Let us return to the constructive phase as exemplified in Figure 5. Having started at A, the second and fourth iterations of the constructive steps gave the points B and C. Now let us identify the third iteration and label the point of intersection with the circumference of the circle ‘Q’; it will be highlighted in the drawings by a small black disc. See Figure 9.
Figure 9.
Recall that it was established (see Figure 5) that each iteration of the constructive step created a new arc on the circumference of the circle which subtended an angle of 60° at the centre of the circle. Thus, the three iterations needed to get the point Q forms an arc APBQ that subtends an angle of 3 × 60° = 180° at the centre of the circle. See Figure 10.
Figure 10.
But, if the angle AOQ is 180°, then AOQ is a straight-line segment, and AQ is a diameter of the circle. The length of AQ, ǁAQǁ, is twice the radius of the circle.

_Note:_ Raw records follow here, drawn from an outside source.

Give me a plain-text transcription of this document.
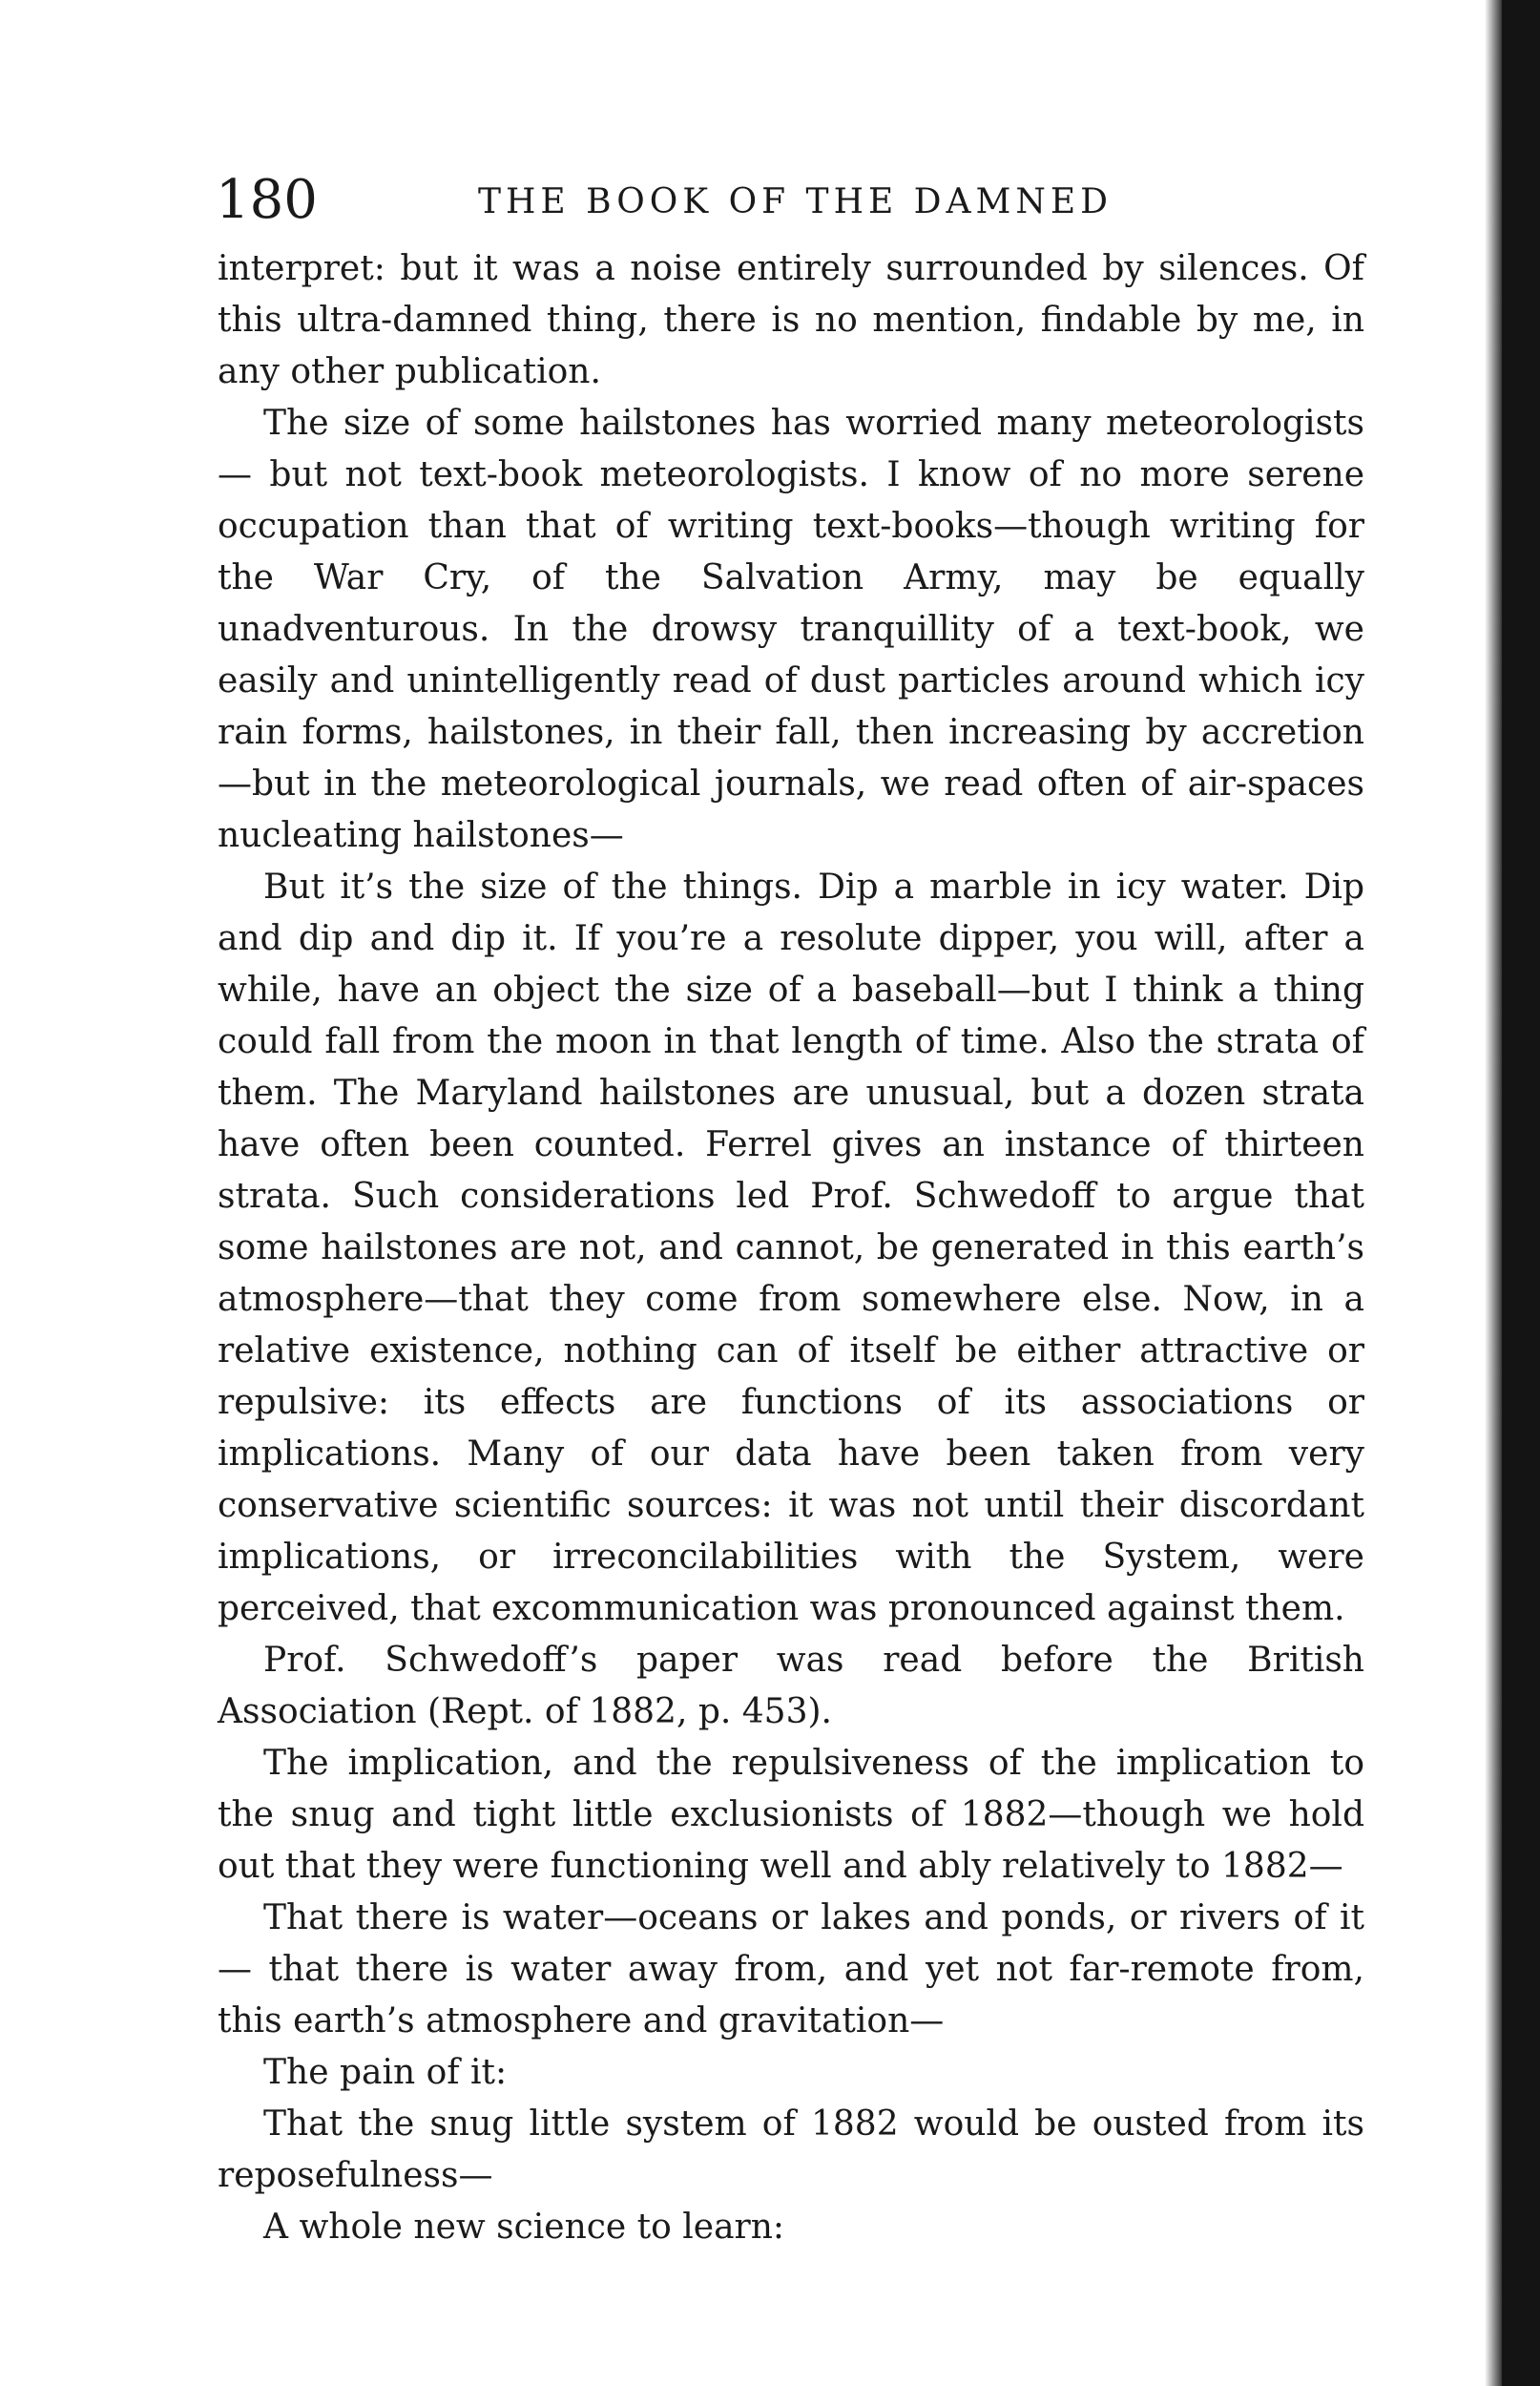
180	THE BOOK OF THE DAMNED

interpret: but it was a noise entirely surrounded by silences. Of this ultra-damned thing, there is no mention, findable by me, in any other publication.

The size of some hailstones has worried many meteorologists— but not text-book meteorologists. I know of no more serene occupation than that of writing text-books—though writing for the War Cry, of the Salvation Army, may be equally unadventurous. In the drowsy tranquillity of a text-book, we easily and unintelligently read of dust particles around which icy rain forms, hailstones, in their fall, then increasing by accretion—but in the meteorological journals, we read often of air-spaces nucleating hailstones—

But it’s the size of the things. Dip a marble in icy water. Dip and dip and dip it. If you’re a resolute dipper, you will, after a while, have an object the size of a baseball—but I think a thing could fall from the moon in that length of time. Also the strata of them. The Maryland hailstones are unusual, but a dozen strata have often been counted. Ferrel gives an instance of thirteen strata. Such considerations led Prof. Schwedoff to argue that some hailstones are not, and cannot, be generated in this earth’s atmosphere—that they come from somewhere else. Now, in a relative existence, nothing can of itself be either attractive or repulsive: its effects are functions of its associations or implications. Many of our data have been taken from very conservative scientific sources: it was not until their discordant implications, or irreconcilabilities with the System, were perceived, that excommunication was pronounced against them.

Prof. Schwedoff’s paper was read before the British Association (Rept. of 1882, p. 453).

The implication, and the repulsiveness of the implication to the snug and tight little exclusionists of 1882—though we hold out that they were functioning well and ably relatively to 1882—

That there is water—oceans or lakes and ponds, or rivers of it— that there is water away from, and yet not far-remote from, this earth’s atmosphere and gravitation—

The pain of it:

That the snug little system of 1882 would be ousted from its reposefulness—

A whole new science to learn:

BQ is a straight-line segment, which by construction has the length of the radius of the circle.
So, focussing on the triangle formed by the points A, B and Q, we have Figure 11.
Figure 11.
The side-length ǁABǁ is the quantity whose value we seek.
The side-length ǁBQǁ is the radius.
The side-length ǁQAǁ is twice the radius.
But how do these relate to each other?
Euclid’s Proposition III.31 asserts that the angle at the circumference of a circle subtended by a diameter of the circle is a right angle, 90°. Thus, the angle ABQ is a right angle.
Euclid’s Proposition I.47, more familiarly known as Pythagoras’ Theorem, now comes into play, and asserts that
ǁQAǁ2 = ǁABǁ2 + ǁBQǁ2
Solving for ǁABǁ gives that the side-length of the inscribed equilateral triangle is
(√3) × (radius)